One mole of any gas at standard temperature and pressure (STP) is equal to 22.4 liters. To convert from liters to moles, simply multiply the given value (in liters) by the conversion factor (1 mol gas/22.4 L gas).
(8.4 L N2O × 1 mol N2O) / (22.4 L N2O) = 0.375 moles N2O
To determine the number of moles present in a given volume of a gas at Standard Temperature and Pressure (STP), you need to use the Ideal Gas Law. The Ideal Gas Law equation is as follows:
PV = nRT
Where:
P = Pressure
V = Volume
n = Number of moles
R = Ideal Gas Constant
T = Temperature
At STP, the pressure is 1 atmosphere (atm) and the temperature is 273.15 Kelvin (K). The value of the ideal gas constant (R) is 0.0821 L·atm/(mol·K).
In this case, you are given that the volume of nitrous oxide (N2O) is 8.4 liters (L) at STP. Therefore, substituting the given values into the equation:
(1 atm) * (8.4 L) = n * (0.0821 L·atm/(mol·K)) * (273.15 K)

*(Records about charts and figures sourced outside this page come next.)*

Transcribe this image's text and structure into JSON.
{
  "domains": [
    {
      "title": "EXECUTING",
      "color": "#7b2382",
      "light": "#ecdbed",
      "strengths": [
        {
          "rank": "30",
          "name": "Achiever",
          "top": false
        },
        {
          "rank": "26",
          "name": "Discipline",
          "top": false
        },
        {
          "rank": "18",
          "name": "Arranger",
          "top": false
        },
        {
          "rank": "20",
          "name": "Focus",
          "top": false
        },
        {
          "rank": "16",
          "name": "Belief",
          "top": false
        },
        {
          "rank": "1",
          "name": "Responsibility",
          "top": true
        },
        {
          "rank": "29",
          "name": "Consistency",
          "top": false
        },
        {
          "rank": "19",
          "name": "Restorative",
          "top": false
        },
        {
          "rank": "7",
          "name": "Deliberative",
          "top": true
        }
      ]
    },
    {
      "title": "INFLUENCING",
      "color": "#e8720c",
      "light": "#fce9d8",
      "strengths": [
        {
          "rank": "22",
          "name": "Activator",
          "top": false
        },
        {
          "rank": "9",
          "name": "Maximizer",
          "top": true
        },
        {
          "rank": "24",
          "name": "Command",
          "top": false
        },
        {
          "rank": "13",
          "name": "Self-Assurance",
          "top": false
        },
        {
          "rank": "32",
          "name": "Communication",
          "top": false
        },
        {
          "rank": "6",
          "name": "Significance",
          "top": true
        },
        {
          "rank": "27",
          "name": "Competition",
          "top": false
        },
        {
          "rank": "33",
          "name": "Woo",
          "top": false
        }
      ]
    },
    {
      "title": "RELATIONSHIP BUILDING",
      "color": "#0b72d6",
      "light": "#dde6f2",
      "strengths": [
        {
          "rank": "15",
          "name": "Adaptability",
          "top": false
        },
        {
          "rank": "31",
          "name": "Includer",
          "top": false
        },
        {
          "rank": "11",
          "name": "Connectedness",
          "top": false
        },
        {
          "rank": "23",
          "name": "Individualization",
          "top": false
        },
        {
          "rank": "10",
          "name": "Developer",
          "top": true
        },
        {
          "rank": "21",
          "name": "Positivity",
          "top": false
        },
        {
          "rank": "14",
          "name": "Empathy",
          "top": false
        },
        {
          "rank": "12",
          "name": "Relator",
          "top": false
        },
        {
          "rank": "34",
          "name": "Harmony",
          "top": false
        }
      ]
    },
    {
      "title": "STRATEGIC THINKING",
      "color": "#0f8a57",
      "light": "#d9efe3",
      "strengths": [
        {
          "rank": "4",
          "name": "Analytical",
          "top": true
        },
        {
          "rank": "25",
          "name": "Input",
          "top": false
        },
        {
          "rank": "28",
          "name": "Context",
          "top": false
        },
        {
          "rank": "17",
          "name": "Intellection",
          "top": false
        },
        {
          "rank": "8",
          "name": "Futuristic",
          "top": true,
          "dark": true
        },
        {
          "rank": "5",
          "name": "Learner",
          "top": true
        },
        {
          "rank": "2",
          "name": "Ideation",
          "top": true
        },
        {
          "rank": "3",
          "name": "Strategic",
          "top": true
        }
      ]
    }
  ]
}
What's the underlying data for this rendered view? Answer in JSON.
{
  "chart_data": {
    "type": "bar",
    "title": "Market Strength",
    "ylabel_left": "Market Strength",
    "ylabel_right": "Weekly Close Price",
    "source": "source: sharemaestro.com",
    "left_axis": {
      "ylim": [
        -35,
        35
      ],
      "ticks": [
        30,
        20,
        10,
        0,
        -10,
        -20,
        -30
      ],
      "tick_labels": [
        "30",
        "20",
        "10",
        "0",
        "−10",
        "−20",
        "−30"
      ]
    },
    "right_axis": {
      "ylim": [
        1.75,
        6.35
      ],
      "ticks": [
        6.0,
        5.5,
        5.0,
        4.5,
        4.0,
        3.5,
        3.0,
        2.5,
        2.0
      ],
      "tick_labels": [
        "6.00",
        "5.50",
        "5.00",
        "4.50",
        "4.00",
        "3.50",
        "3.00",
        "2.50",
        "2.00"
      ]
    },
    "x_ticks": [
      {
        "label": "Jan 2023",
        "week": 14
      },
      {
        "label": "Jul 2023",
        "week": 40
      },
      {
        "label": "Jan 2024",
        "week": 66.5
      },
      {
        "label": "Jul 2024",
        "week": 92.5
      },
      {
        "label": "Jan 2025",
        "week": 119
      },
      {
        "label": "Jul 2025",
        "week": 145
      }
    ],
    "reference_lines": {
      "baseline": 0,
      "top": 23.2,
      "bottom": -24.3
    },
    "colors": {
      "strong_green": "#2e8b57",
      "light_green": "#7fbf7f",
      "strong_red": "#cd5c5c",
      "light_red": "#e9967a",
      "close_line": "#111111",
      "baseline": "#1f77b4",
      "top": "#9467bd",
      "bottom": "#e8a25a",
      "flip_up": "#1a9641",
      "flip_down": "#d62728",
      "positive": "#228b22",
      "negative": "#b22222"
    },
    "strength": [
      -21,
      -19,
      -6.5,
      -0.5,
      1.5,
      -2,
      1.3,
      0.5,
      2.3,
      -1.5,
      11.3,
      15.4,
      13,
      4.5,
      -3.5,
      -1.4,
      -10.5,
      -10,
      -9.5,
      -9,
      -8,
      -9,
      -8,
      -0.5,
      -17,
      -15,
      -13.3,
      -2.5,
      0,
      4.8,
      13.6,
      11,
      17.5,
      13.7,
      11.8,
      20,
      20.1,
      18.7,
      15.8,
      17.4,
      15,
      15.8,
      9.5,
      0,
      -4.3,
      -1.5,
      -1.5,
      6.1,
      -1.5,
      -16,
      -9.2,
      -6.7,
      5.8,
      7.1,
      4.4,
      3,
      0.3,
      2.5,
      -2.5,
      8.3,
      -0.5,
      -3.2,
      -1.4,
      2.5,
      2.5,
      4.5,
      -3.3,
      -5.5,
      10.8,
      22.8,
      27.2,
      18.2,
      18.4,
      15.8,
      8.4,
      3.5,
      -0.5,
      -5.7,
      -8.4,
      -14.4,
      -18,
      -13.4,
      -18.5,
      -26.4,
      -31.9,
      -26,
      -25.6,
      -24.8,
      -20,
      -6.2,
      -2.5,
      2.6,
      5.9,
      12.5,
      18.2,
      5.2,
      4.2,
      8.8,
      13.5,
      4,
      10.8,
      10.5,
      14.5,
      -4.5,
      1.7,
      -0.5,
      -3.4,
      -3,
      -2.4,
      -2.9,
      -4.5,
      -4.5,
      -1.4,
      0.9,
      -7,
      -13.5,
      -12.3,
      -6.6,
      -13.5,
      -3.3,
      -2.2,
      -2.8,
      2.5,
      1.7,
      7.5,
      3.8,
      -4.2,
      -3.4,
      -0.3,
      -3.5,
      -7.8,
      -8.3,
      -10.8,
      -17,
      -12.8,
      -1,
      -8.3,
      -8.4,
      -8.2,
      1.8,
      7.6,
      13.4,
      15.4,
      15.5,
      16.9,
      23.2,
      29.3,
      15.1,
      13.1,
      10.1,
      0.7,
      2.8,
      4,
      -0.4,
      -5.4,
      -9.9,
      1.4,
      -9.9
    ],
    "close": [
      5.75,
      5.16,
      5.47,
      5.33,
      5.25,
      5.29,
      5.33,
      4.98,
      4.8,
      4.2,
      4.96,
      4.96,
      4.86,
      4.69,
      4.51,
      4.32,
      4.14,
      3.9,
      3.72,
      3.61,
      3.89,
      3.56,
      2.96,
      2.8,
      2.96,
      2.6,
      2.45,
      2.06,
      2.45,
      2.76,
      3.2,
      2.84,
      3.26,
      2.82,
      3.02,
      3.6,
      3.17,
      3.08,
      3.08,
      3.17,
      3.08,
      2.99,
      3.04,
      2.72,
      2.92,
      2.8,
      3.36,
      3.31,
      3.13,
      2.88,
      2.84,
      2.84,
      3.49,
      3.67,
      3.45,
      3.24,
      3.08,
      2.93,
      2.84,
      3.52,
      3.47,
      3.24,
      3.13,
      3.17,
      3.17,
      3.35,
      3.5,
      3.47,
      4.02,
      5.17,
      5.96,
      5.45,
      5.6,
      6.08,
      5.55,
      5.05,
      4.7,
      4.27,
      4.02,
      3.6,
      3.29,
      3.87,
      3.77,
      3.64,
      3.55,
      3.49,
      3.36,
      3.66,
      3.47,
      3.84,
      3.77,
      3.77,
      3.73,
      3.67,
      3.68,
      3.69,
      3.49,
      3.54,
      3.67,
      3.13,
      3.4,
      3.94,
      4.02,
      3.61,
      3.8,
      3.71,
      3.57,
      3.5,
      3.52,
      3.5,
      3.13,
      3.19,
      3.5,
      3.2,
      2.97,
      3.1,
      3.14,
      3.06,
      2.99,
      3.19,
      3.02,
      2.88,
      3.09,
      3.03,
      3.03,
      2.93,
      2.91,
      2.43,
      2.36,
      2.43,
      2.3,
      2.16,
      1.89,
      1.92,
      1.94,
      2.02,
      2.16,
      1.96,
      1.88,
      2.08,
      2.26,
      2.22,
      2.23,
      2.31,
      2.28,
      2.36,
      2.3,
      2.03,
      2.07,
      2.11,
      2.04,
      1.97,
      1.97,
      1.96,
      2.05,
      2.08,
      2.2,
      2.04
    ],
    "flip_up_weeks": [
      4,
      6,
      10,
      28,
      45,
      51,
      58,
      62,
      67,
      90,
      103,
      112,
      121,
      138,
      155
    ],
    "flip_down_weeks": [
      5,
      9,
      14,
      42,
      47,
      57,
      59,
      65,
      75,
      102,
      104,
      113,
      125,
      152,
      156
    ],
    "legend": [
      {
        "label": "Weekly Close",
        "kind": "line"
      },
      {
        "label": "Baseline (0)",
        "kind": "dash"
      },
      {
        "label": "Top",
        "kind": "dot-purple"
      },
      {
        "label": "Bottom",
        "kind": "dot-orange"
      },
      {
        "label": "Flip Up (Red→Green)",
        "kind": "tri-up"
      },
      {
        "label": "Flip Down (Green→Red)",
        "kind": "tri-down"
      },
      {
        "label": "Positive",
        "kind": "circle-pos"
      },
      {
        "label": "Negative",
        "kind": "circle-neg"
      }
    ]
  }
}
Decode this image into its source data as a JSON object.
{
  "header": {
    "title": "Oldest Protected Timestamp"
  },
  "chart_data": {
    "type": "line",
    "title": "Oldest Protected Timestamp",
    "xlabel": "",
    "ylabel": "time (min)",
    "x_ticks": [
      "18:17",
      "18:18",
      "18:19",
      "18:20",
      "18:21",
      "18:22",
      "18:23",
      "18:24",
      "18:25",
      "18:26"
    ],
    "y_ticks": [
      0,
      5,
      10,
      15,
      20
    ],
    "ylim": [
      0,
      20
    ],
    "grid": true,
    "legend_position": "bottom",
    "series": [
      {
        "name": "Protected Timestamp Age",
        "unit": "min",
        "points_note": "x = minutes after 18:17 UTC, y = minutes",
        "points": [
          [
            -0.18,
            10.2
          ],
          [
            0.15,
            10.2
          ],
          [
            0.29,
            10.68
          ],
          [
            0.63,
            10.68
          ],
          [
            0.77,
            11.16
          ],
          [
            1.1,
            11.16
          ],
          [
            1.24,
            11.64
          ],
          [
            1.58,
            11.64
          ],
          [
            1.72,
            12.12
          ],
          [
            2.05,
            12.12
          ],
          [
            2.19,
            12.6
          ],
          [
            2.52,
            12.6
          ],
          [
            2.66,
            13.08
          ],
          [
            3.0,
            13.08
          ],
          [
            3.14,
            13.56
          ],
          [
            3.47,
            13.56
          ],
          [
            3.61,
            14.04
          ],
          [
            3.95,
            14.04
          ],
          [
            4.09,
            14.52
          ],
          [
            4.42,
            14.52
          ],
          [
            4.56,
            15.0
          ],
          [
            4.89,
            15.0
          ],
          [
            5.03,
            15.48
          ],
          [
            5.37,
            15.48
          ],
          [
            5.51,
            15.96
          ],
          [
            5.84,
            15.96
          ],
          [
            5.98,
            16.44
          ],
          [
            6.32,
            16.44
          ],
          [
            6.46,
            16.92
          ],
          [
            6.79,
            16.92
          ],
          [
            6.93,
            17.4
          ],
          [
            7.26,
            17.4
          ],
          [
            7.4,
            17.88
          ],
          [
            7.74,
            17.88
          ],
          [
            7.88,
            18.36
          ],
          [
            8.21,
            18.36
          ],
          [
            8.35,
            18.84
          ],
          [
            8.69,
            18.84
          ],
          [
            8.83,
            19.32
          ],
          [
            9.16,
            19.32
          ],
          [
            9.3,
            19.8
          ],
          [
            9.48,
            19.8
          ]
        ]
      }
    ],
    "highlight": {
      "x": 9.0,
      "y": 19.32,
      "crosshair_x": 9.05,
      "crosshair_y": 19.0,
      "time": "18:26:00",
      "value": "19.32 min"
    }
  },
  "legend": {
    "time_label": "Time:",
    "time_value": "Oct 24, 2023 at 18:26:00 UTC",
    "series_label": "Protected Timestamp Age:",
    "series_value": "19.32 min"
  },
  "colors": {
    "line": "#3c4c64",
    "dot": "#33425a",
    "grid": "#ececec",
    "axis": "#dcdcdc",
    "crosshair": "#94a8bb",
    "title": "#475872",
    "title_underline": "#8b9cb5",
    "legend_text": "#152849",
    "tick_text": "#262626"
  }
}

Solving this equation will give you the value of n (number of moles).
(1 atm) * (8.4 L) = n * (0.0821 L·atm/(mol·K)) * (273.15 K)
8.4 = n * (0.0821) * (273.15)
n = 8.4 / ((0.0821) * (273.15))
Calculating this expression gives us:
n ≈ 0.334 moles
Therefore, approximately 0.334 moles of nitrous oxide (N2O) are present in 8.4 liters at STP.